Un po’ di caldo già dal weekend
Il primo assaggio della nuova fase estiva arriverà già nel corso del weekend tra Sabato 13 e Domenica 14 Giugno. Il sole tornerà protagonista su gran parte del territorio nazionale e il riscaldamento diurno sarà evidente: molte città italiane potranno registrare valori massimi compresi tra 34 e 35°C, con punte ancora più elevate nelle aree interne e nelle zone maggiormente esposte. Anche il Nord Italia, reduce da un periodo più fresco e spesso instabile, inizierà a vivere un netto cambio di scenario con temperature decisamente più vicine alla piena estate.
Questa prima crescita termica rappresenterà però soltanto l’inizio di una fase ben più intensa. L’anticiclone, infatti, sarà destinato a rafforzarsi ulteriormente nei giorni successivi, preparando il terreno a un’ondata di calore di stampo africano.
Il momento più delicato della fase calda è atteso nella seconda parte della prossima settimana. Dopo un possibile temporaneo aumento dell’instabilità tra Lunedì 15 e Martedì 16 Giugno, soprattutto sulle regioni settentrionali, la situazione dovrebbe nuovamente stabilizzarsi grazie alla spinta dell’anticiclone subtropicale.
Venti caldi africani e temperature sopra i 40°C
Alla base di questa evoluzione ci sarà una particolare configurazione atmosferica sull’Europa occidentale. Una vasta area di bassa pressione favorirà la risalita verso il Mediterraneo centrale di masse d’aria molto calde provenienti direttamente dal continente africano. Questa corrente calda, alimentata dal cuore del Sahara, contribuirà alla formazione di un robusto promontorio anticiclonico destinato a interessare gran parte dell’Italia.

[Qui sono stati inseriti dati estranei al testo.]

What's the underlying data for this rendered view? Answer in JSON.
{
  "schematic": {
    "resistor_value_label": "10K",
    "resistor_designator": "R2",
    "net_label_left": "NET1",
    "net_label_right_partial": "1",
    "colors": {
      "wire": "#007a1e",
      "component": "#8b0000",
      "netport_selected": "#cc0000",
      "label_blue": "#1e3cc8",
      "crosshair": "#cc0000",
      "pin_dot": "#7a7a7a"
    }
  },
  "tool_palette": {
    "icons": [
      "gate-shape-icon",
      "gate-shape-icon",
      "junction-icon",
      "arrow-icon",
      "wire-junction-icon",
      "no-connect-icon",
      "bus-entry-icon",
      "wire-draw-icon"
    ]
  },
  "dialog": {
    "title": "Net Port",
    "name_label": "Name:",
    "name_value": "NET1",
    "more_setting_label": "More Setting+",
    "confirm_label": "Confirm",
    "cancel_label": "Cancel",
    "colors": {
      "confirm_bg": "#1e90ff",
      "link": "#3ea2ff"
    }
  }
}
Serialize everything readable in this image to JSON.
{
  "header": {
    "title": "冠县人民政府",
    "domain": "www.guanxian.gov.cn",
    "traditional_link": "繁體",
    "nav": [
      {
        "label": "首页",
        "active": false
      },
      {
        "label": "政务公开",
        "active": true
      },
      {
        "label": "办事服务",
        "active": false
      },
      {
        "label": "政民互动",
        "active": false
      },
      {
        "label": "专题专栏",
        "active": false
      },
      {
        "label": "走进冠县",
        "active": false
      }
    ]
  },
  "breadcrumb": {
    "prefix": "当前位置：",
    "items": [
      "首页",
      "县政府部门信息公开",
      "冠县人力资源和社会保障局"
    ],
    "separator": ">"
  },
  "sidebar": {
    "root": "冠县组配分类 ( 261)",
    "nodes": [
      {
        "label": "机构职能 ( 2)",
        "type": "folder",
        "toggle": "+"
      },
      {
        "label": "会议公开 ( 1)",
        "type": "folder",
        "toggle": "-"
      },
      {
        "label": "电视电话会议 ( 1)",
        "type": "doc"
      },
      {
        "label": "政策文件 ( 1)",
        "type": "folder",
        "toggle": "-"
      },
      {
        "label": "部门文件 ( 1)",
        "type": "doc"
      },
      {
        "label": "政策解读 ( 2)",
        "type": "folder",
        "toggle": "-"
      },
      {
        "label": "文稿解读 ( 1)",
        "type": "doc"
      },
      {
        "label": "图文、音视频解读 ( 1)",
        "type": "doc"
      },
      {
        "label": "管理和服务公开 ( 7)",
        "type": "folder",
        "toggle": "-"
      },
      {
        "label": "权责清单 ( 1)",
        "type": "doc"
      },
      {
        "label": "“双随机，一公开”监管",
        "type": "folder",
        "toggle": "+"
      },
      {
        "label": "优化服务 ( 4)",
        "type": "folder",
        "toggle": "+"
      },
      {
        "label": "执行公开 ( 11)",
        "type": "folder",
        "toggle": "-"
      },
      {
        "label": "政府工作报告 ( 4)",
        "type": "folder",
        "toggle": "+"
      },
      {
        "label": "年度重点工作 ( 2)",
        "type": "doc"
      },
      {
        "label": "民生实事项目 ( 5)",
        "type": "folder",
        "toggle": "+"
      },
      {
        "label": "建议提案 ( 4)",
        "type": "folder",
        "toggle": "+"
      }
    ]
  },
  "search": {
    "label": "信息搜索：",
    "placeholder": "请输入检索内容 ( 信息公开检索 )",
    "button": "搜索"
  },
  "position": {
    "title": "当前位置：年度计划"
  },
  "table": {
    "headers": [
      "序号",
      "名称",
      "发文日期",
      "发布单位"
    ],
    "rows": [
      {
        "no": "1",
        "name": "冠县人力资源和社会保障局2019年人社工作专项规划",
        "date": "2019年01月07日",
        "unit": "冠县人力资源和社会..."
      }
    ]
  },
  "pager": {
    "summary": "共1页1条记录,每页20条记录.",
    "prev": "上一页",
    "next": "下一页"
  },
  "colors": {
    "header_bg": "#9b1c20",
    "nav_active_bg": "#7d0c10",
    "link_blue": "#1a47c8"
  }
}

Tra Mercoledì 17 e Giovedì 18 Giugno potrebbe quindi iniziare la fase più intensa dell’episodio. Le temperature sono previste in ulteriore aumento e in diverse zone potranno superare abbondantemente le medie climatiche del periodo. Il rischio è quello di vivere giornate con caratteristiche più simili a quelle tipiche di Luglio e Agosto che alla metà di Giugno.
Le aree maggiormente coinvolte saranno probabilmente la Pianura Padana, le regioni tirreniche e le due principali isole italiane. In queste zone i valori massimi potrebbero raggiungere con facilità i 36-38°C entro il prossimo weekend. Particolare attenzione sarà rivolta alle zone interne della Sardegna, della Toscana e ad alcune aree lontane dall’influenza del mare, dove non si esclude la possibilità di superare localmente la soglia dei 40°C.
Afa, notti tropicali e un caldo destinato a proseguire
L’arrivo del caldo intenso non sarà accompagnato soltanto da temperature elevate, ma anche da un aumento progressivo dell’umidità, elemento che renderà la situazione ancora più impegnativa. Nelle pianure, lungo le coste e soprattutto nei grandi centri urbani, il calore potrebbe risultare particolarmente pesante a causa dell’Afa e della riduzione della ventilazione.
La sensazione percepita dal corpo umano sarà quindi superiore rispetto ai valori indicati dai termometri. Le ore centrali della giornata saranno quelle più difficili, con condizioni di disagio soprattutto per chi si troverà all’aperto o nelle aree maggiormente urbanizzate.
Anche le ore notturne inizieranno a risentire della nuova impostazione climatica. In molte località le temperature minime potrebbero rimanere superiori ai 20°C, dando origine alle prime vere notti tropicali della stagione. Questo aspetto sarà particolarmente evidente nelle grandi città, nelle zone costiere e nelle pianure, dove il calore accumulato durante il giorno tende a disperdersi più lentamente.
L’Italia si prepara dunque ad affrontare il primo vero episodio di caldo intenso del 2026. Una fase che potrebbe durare diversi giorni e segnare l’avvio definitivo della stagione estiva, con prevalenza di sole, temperature molto elevate e condizioni atmosferiche tipiche dei periodi più caldi dell’anno. L’estate sembra pronta a entrare nel vivo con largo anticipo.